ABSTRACT

Introduction: Plasmodium falciparum, the deadly agent of malaria, is notorious for its capacity to develop drug resistance. Treatment failures of artemisinin therapy regimens (ACTc), the present mainstay, is emerging. The transporter coding pfmdr1 gene is a central node in this process, having been associated with in vitro and in vivo parasite response to a broad range of ACT antimalarials.

Areas covered: The review covers the historical origins of the pfmdr1 discovery, followed by a detailed description of its sequence and expression characteristics, as well as the structural and functional characteristics of its coded transmembrane protein. pfmdr1 association with ACT drugs response in vivo and in vitro is thoroughly reviewed. A reference is made to significant compounds presently in the development pipeline.

The literature search was focused on Pubmed based searches with occasional resource to edited books, World Health Organization documentation and conference reports for adding valuable details.

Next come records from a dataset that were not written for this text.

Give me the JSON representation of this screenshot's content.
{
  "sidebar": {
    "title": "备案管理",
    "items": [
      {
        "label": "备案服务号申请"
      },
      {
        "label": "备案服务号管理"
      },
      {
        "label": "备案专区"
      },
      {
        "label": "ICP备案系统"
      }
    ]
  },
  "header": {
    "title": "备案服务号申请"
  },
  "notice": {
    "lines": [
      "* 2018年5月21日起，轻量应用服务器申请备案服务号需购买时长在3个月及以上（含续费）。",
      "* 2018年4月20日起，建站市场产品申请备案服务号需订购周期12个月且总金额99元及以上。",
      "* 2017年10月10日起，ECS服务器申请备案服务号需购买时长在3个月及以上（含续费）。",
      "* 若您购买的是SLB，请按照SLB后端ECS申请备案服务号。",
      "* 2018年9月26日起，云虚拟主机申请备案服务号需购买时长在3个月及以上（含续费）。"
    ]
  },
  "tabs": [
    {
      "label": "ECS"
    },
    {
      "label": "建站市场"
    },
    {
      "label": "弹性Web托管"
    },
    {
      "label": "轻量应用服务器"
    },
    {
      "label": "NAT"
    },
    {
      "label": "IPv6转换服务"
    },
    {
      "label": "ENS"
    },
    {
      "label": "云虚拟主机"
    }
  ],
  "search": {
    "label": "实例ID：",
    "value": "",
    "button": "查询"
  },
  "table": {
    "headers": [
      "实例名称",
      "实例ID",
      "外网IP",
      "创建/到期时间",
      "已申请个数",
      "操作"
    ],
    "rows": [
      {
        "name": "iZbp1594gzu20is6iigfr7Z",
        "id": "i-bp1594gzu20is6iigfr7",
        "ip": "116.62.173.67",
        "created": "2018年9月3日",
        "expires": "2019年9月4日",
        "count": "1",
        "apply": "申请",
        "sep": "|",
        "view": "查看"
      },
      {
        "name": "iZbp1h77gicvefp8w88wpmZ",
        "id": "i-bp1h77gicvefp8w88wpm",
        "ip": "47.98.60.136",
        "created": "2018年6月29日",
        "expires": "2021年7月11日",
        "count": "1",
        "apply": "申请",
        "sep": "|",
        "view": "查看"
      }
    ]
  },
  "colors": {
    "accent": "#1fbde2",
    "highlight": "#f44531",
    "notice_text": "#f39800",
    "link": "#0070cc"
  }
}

Expert commentary: Pfmdr1 has emerged as the central gene in P. falciparum ACT resistance. Understanding the basis of this role is critical for epidemiologic surveillance and design of improved resistance-refractory antimalarials. Specifically, unveiling situations of drug collateral sensitivity associated with specific pfmdr1 genetic variation will provide opportunities for personalized optimal therapy options.